It’s the time of year when kids come home with summer reading lists and reminders to read six books by September, or to read 20 minutes a day — something, anything, to stave off the drop in proficiency that can come with a few months away from school. If your kids love to read, it’s no problem.
But what if they’re reluctant readers, or lack confidence, or just aren’t that interested? My kids took their sweet time in making their way into the ranks of independent readers. One now subsists on dystopian bodice-rippers featuring female d’Artagnans, the other on political intrigue via animals and magic, but there was a time when it was a struggle to get them to do their summer reading.
Here’s where my single undisputable achievement as a parent — the invention of the reading bee — comes into play. Yes, I have made myself useful in other ways as a father. Over the years I have defenestrated bats, spiders, and other vermin, and I’ve medaled in the Paternal Biathlon: carrying two bikes and a bloody-kneed daughter while holding the other daughter’s hand and discussing the relationship between how hard it is go uphill on the way back and how good it felt to go downhill on the way out. But that’s all just business as usual. The reading bee may be a very modest innovation, but it was an inspired one.
The rules are simple. Anybody in the family can call a reading bee at any time, and once it’s been called, every member of the household has to grab his or her book and get in the same room and read it. I’ve been moving the same massive couch from apartment to apartment for the past three decades, and only when the reading bee came into existence did I realize why all that hauling was worth it. When my daughters were smaller, a parent and both kids could curl up on it and read their books with room to spare.
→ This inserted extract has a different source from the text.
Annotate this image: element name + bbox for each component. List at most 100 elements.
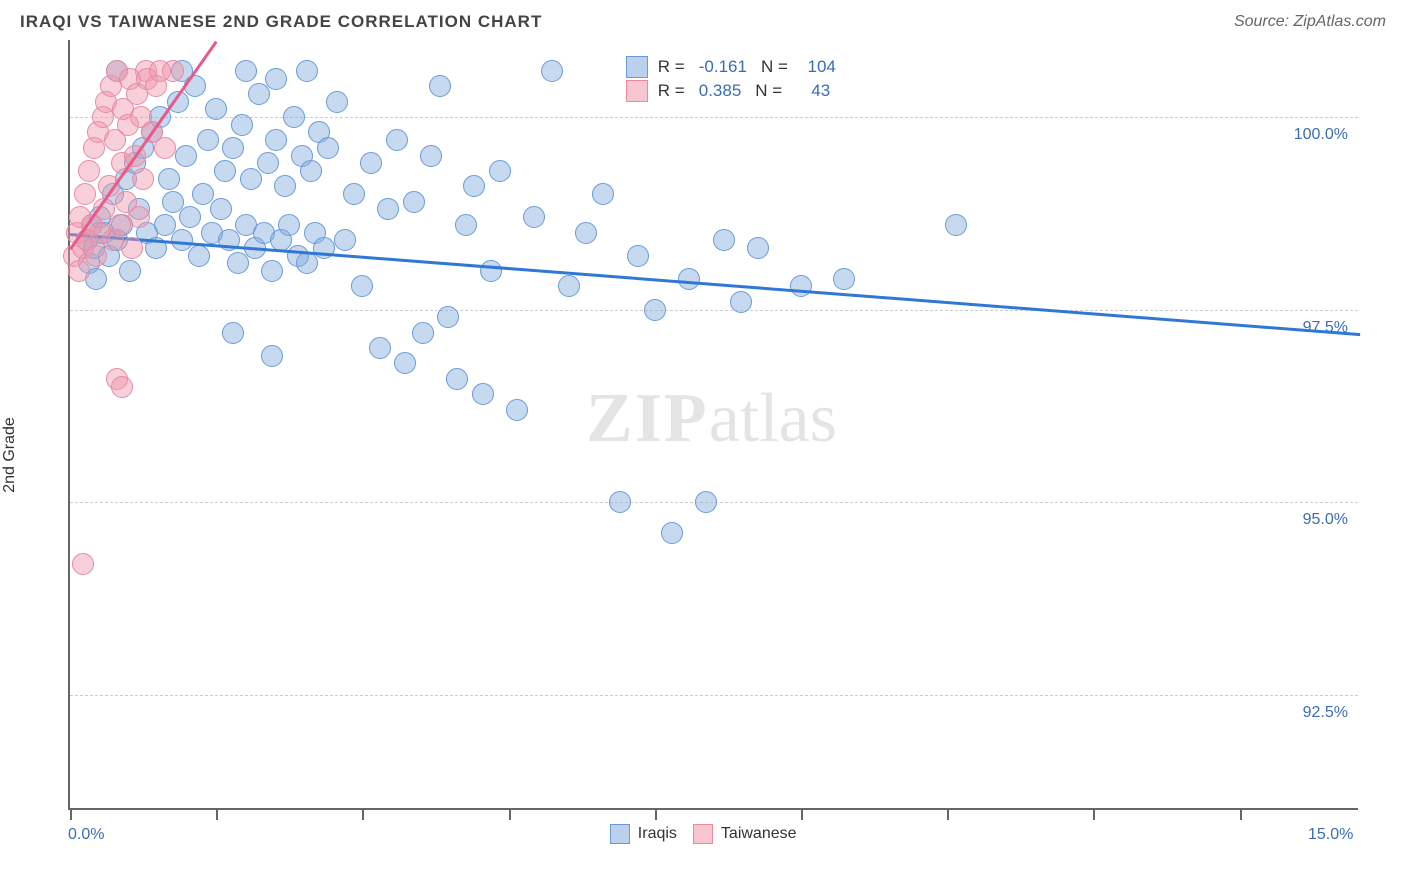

The reading bee had an immediate effect on my younger daughter, in particular. She went from resisting and avoiding mandated 20-minute reading sessions to bellowing “Reeeeeeee-ding bee!” and then racing to fling herself onto the best spot on the couch, where she would remain for long stretches, reading warrior-cat fantasies so intensely that I expected to see smoke and dander drifting up off the pages.
Why did it work? My friend and sometime collaborator Alan Kazdin, a child psychologist at Yale University, has helped me understand two aspects of the science behind it.
First, since anyone can call a reading bee, it removes the whiff of coercion from reading and creates opportunities for a child to make choices and exercise real power that can benignly challenge parental authority. All of that, the research shows, makes it more likely that a child will engage in a behavior.
Second, and most important, modeling has a much stronger influence on children’s behavior than telling them what to do, explaining why it’s good for them, or punishing them when they don’t do it. What you do as a parent is much more meaningful than what you say. I had assumed it was obvious to my kids that books are exceedingly important to me, but, in fact, I was modeling an entirely different priority. My actual behavior said that the most important thing was to stand in front of a screen and type.
As George Pelecanos, the hardworking and accomplished crime writer, once put it to me, “My father owned a diner, and when he came home at the end of the day, he was dead tired and he smelled like food. But what do my kids see me doing? It must look to them like I’m just checking my e-mail and surfing the net all day.”
That’s what my information-age work day looks like, and one side effect was that my kids didn’t see me read. Declaring a reading bee gave them a way to bring me out of the office and into the living room with a book in hand — visibly taking pleasure in the act of reading, a pleasure I dearly wanted to pass on to them.